暇つぶしにこの前のカクテルが美味しかったのでヒロ君のところへと向かい座席が空いていたので席に座る。
「いらっしゃいませ」
店の雰囲気と違いやや硬めに挨拶をして出迎えてくれた。
「こんばんは。この前のお酒、とても美味しかったですよ」
「ありがとうございます。ただ……」
『ただ……』なんだろうか。沈黙し重い空気が流れる。
なぜ場が少し凍るような感じになっているのか理解できずにいてこちらから理由について伺うことにした。
「あの……えっと? どう……しました?」
「すいやせんした!!!」
感謝の言葉の次は謝罪だった。なんだか今日はもうお腹いっぱいだ。
「え、ん? え……?」
言葉にならない疑問符が口から出てきては消えていく。もうキャパがいっぱいいっぱいだ。
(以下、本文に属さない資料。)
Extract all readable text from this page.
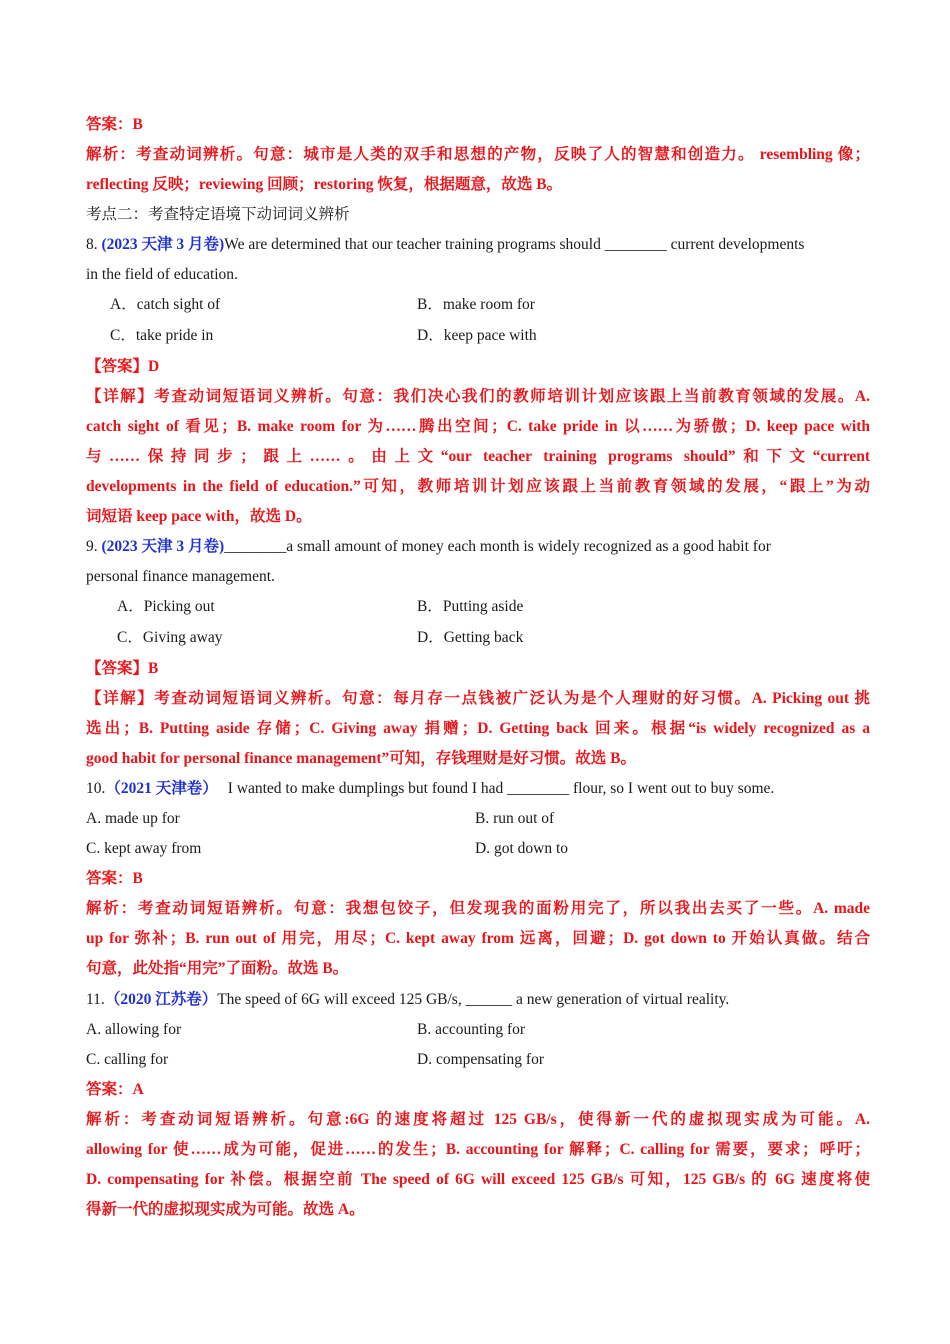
答案：B
解析：考查动词辨析。句意：城市是人类的双手和思想的产物，反映了人的智慧和创造力。 resembling 像；
reflecting 反映；reviewing 回顾；restoring 恢复，根据题意，故选 B。
考点二：考查特定语境下动词词义辨析
8. (2023 天津 3 月卷)We are determined that our teacher training programs should ________ current developments
in the field of education.
A．catch sight of	B．make room for
C．take pride in	D．keep pace with
【答案】D
【详解】考查动词短语词义辨析。句意：我们决心我们的教师培训计划应该跟上当前教育领域的发展。A.
catch sight of 看见；B. make room for 为……腾出空间；C. take pride in 以……为骄傲；D. keep pace with
与……保持同步；跟上……。由上文“our teacher training programs should”和下文“current
developments in the field of education.”可知，教师培训计划应该跟上当前教育领域的发展，“跟上”为动
词短语 keep pace with，故选 D。
9. (2023 天津 3 月卷)________a small amount of money each month is widely recognized as a good habit for
personal finance management.
A．Picking out	B．Putting aside
C．Giving away	D．Getting back
【答案】B
【详解】考查动词短语词义辨析。句意：每月存一点钱被广泛认为是个人理财的好习惯。A. Picking out 挑
选出；B. Putting aside 存储；C. Giving away 捐赠；D. Getting back 回来。根据“is widely recognized as a
good habit for personal finance management”可知，存钱理财是好习惯。故选 B。
10.（2021 天津卷） I wanted to make dumplings but found I had ________ flour, so I went out to buy some.
A. made up for	B. run out of
C. kept away from	D. got down to
答案：B
解析：考查动词短语辨析。句意：我想包饺子，但发现我的面粉用完了，所以我出去买了一些。A. made
up for 弥补；B. run out of 用完，用尽；C. kept away from 远离，回避；D. got down to 开始认真做。结合
句意，此处指“用完”了面粉。故选 B。
11.（2020 江苏卷）The speed of 6G will exceed 125 GB/s, ______ a new generation of virtual reality.
A. allowing for	B. accounting for
C. calling for	D. compensating for
答案：A
解析：考查动词短语辨析。句意:6G 的速度将超过 125 GB/s，使得新一代的虚拟现实成为可能。A.
allowing for 使……成为可能，促进……的发生；B. accounting for 解释；C. calling for 需要，要求；呼吁；
D. compensating for 补偿。根据空前 The speed of 6G will exceed 125 GB/s 可知，125 GB/s 的 6G 速度将使
得新一代的虚拟现实成为可能。故选 A。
「アニキが、車でいらしてるなんて知らなくて俺、俺……アルコールを!!」
「あぁ、アニキ……?」
「すいやせん。俺が半人前なばかりに気使わせてしまいました!」
「あ、大丈夫……うん。大丈夫ですから。ね?」
今度はなんだか違う視線が突き刺さるのを感じる。今まで澄ましたようなクールさから一変、この変わりようは想像できずにいた。
「なにかケジ──いや責任を取ります! こんなことをいうのもなんですが……何がよろしいでしょうか!! もうなんなりと好きにしてくだせぇ!」
今けじめって言いかけたような。
えっと……なんだかこっちをきっちりと、そしてしっかりとした熱いまなざしという名の鋭い眼光を突き刺してくる。
完全にこの人はあれだ。あっちの世界に片足突っ込んでる系の人だ。道を極めようとした類の人だ。
直感がそう告げた。
それに何がよろしいでしょうかと問われたところで────
でも、それなら……
「それじゃ、また何か美味しいやつを一杯おねがいします。あれは、自分も車できてるって言わなかったし飲んじゃったのが悪いですからね。でも美味しかったですよ。ヒロさん? は気にしないでください」
「そ、それでいいんですか?」
「言いも悪いもそれで大丈夫ですよ。今度は店主に出したのと同じようなノンアルでお願いしますね」
「は、はい! 寛大なお心遣いありがとうございます! 命を削った一杯つくりやす!!」
なんだか削らなくていいものまで削りそうで怖い。
「あ、えっと……あとすいません。俺の名はハノです。ハノ ヒロツグっていいます
。名乗り遅れてたいへん失礼致しました。適当にヒロと呼んでくだせぇ」
「そうですね。ネームプレートもないですし名前は多少気になっていたところです。自分はシラヌイ ハルヒトって言います。呼びやすい呼び方でいいですよ」
「はい! シラヌイさん!」
再会に始まり、謝罪へと変貌したこの一時をしっかりと車で帰れるよう作るカクテルを見ながら待ち時間をゆったりと過ごすのだった。